Voices from the Wings: A Connoisseur's Collection of Great Theatrical and Showbiz Anecdotes (JR Books £16.99) is an enlarged edition of his Theatrical Anecdotes (1991). Shakespeare doesn't have an individual entry, but several "stars of stage and screen" do, and there are sections on ghosts, first nights, child prodigies and memorial services, which Sherrin was the only person in the world to review.
I advise dipping into this thick volume rather than reading all of it. There are lots and lots of "anecdotal gems, witty or malicious putdowns" and "caustic one-liners" from actors and critics, but when you compare them with the words of Dr Johnson and Dorothy Parker, who are here too, you suspect that they won't last.
My favourite entry is a verse by Guy Boas: "I dreamt last night that Shakespeare's Ghost/ Sat for a Civil Service post;/ The English paper for the year/ Had several questions on King Lear/ Which Shakespeare answered very badly/ Because he hadn't read his Bradley."

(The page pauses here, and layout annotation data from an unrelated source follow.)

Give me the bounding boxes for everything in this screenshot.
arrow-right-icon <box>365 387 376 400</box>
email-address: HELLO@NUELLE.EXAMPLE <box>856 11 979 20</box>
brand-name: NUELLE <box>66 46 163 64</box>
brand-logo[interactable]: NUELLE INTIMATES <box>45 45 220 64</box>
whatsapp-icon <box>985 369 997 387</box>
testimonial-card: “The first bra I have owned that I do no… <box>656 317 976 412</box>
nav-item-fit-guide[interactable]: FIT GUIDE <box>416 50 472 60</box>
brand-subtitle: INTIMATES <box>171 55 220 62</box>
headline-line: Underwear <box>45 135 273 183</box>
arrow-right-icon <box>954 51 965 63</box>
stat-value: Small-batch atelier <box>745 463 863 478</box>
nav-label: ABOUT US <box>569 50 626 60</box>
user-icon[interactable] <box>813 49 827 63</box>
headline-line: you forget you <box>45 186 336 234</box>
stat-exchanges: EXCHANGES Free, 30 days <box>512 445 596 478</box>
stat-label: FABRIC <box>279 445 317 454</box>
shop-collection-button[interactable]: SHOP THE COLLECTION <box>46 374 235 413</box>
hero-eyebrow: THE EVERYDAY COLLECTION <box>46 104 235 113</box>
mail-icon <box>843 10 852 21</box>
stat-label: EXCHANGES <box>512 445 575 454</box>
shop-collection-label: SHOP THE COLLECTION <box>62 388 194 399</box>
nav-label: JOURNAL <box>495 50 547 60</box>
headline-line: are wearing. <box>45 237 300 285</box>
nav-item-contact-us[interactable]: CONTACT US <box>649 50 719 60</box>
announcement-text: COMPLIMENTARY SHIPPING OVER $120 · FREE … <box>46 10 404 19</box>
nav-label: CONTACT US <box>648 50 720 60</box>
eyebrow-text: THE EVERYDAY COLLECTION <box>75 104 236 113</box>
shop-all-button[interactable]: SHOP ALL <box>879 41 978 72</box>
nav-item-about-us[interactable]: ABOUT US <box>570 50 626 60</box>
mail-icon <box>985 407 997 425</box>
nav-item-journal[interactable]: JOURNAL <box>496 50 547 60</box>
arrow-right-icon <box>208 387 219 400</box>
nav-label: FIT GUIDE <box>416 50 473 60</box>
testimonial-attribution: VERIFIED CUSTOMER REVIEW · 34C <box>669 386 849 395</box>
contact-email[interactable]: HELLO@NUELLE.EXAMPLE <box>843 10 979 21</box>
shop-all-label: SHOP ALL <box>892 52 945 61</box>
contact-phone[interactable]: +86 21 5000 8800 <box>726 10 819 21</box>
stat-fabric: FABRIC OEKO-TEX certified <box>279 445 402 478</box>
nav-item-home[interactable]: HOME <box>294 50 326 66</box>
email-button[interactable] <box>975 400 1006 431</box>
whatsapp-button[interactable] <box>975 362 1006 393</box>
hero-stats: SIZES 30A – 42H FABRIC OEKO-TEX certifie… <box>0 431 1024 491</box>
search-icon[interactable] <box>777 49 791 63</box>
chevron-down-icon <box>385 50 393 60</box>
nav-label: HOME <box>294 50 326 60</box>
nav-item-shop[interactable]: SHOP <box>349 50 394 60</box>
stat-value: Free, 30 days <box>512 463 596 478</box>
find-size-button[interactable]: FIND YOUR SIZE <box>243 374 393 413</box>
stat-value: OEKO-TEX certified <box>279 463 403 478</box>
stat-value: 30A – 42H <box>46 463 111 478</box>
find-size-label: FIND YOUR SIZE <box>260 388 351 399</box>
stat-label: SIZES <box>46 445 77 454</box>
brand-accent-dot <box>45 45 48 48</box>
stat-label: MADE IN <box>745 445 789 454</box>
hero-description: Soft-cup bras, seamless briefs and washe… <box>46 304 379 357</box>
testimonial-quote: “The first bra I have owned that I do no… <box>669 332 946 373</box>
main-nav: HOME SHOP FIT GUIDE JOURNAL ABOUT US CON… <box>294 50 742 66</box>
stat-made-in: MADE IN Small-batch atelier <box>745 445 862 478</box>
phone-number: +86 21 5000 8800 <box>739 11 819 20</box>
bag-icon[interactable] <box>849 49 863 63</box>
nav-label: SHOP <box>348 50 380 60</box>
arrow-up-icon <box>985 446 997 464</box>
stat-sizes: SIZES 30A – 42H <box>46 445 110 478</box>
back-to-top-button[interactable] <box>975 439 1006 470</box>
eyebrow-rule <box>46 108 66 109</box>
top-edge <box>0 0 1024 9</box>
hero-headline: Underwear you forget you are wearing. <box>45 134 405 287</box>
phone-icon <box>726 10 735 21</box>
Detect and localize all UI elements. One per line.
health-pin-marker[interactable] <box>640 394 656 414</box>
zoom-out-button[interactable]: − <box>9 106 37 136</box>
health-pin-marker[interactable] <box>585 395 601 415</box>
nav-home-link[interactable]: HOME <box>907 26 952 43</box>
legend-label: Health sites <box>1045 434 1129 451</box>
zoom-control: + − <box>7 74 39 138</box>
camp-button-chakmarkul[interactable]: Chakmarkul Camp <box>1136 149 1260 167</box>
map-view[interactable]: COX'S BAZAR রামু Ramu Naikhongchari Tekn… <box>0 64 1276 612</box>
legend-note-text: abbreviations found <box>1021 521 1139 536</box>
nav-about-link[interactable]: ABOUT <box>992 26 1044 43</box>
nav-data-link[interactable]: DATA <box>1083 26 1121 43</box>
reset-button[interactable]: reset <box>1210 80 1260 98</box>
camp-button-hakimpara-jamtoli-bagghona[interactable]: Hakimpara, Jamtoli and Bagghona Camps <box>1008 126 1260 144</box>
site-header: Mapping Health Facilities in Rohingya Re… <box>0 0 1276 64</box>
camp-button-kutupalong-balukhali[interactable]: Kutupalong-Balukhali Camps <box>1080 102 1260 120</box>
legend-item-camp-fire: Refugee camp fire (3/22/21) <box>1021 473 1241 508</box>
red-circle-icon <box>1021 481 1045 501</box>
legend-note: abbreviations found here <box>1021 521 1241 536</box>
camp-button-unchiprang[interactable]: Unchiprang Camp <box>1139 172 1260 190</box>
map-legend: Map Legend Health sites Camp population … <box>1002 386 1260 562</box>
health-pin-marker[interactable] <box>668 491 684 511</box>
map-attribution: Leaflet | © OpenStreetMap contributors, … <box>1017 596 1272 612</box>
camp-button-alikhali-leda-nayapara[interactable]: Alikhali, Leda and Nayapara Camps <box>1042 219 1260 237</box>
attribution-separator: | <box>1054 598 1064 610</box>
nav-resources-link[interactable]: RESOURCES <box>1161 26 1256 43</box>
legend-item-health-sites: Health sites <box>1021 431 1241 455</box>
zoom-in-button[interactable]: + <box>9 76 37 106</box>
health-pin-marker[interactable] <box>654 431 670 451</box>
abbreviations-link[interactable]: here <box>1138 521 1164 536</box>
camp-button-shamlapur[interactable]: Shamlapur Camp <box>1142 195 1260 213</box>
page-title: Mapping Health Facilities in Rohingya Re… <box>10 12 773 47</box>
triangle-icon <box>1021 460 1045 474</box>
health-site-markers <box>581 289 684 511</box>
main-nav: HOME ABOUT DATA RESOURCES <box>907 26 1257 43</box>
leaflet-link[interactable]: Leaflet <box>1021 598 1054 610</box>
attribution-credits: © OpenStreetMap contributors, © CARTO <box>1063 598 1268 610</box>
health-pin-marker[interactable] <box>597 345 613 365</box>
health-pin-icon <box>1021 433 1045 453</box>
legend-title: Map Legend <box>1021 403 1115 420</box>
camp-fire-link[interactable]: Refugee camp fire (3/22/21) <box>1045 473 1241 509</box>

Anon is one of our best-loved English authors, and it was a bright idea to collect some of his or her poems in one book, Forever and Anon: A Treasury of Poetry and Prose from the Pen of Author Unknown (JR Books, £12.99). But Gerry Hanson's selection is a very strange one, and I particularly miss the medieval and Scottish ballads which are good enough to have lasted for centuries.
There are some old favourites, like She Was Poor But She Was Honest and The Foggy Foggy Dew, a comic Hymn and Prayer for Civil Servants, and a great many uplifting thoughts set to verse. The lines "For part of us went with you/ The day God called you home" appear, with variations, three times. I could weep when I think of how many marvellous anonymous poems are not here.
Viva la Repartee: Clever Comebacks and Witty Retorts from History's Great Wits and Wordsmiths (JR Books £12.99) is the best of these three books and seriously funny.
Repartee was defined by Mark Twain as "something we think of 24 hours too late", and he himself was a master of the art, which he used to "annoy the arrogant and puncture the pompous". For instance, when "Mr So-and-so and valet" checked in at a hotel just before him, the great author signed himself, "Mark Twain and valise". Beethoven once retorted to "Count von Somebody, land-owner", that he was "Ludwig von Beethoven, brain-owner". Or so it is said.
You can learn here the meaning of the word chiastic (a literary device in which the order of the words is reversed, for example, "I have taken more out of alcohol than alcohol has taken out of me") and find literally hundreds of witty remarks. Some of them are inadvertent, as in: "The doctors x-rayed my head and found nothing."
Churchill, Gandhi, Lincoln, Shakespeare and Shaw are among the authors chosen by editor Mardy Grothe - but where is G.K. Chesterton?